Fiber:MMF vs SMF (range), LC/SC connectors, handling/cleaning best practices.
How much do I need to know about BIOS/UEFI settings?
Basics only: boot order, Secure Boot, enabling/disabling devices, XMP/DOCP memory profiles (awareness), and firmware updates when necessary for stability or compatibility (perform with caution).
What are the best ways to memorize ports/cables/Wi-Fi?
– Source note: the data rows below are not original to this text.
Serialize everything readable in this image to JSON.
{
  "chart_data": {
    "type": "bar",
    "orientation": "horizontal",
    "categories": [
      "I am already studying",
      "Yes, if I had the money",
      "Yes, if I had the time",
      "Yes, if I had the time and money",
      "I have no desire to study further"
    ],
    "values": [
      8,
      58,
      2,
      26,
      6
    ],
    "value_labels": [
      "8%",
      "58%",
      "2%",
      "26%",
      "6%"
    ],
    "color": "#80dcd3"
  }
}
Daily micro-drills (10–15 flashcards).
Group by theme (web/mail/remote/infra).
Compare/contrast tables (Cat6 vs 6a; 802.11ac vs 802.11ax).
Teach aloud—if you can explain it clearly, you’ve learned it.
Any guidance on time management and PBQs?
First pass fast (~60–70 seconds per MC item).
Skip and flag PBQs if they’re time sinks; finish MC, then return.
Keep a 5–10 minute buffer for flagged items and PBQs at the end.
How long should I study—and how should I structure it?
From some experience: 3–4 weeks. From near-zero: 5–6 weeks with labs.
Suggested cadence:
resources for current official exam links before booking
What are “2-bullet rules,” and why use them?
They’re short, sticky heuristics made from your misses:
APIPA → DHCP path before cables.
Ghosting → fuser/drum; streaks → drum/toner.
5/6 GHz for throughput; disable WPS.
Use them right before practice sets and on exam day for quick recall.
Should I memorize exact throughput numbers (Wi-Fi/Ethernet)?
Know orders of magnitude (e.g., 1 Gbps for 1000BASE-T; 10 Gbps for 10GBASE-T) and relative differences (ac vs ax, Cat6 vs 6a). Perfect PHY maxima matter less than picking the right standard/security for the scenario.
What do I do when a symptom has multiple plausible causes?
Apply the six-step method and pick the least intrusive reversible step that best tests your theory. For example, name resolution fails: check DNS settings before replacing cables.
Any final exam-day tips?
Sleep, hydrate, and arrive early.
Read the stem’s final question if the preface is long—aim your reading.
Eliminate answers that violate safety, least-privilege/least-intrusion, or basic networking logic.
Keep calm; use your 2-bullet rules and revisit flagged items with fresh eyes.
Where should I go after this FAQ?
Use the study plan if you still need pacing, the cheat sheet for rapid review, and the resources page to confirm current official CompTIA details before booking.
Quick readiness checklist
I can match ports ↔ protocols instantly.
I can choose the correct cable/connector (Cat6 vs 6a, LC vs SC, HDMI vs DP).
I know 802.11 generations and WPA2/WPA3 setup basics.
I can recite the laser printing process and map symptoms → components.
I can explain RAID 0/1/5/10 in one sentence each.
I can run ipconfig/ping/tracert/nslookup and interpret outputs.
I follow a six-step troubleshooting method and pick the least intrusive next step.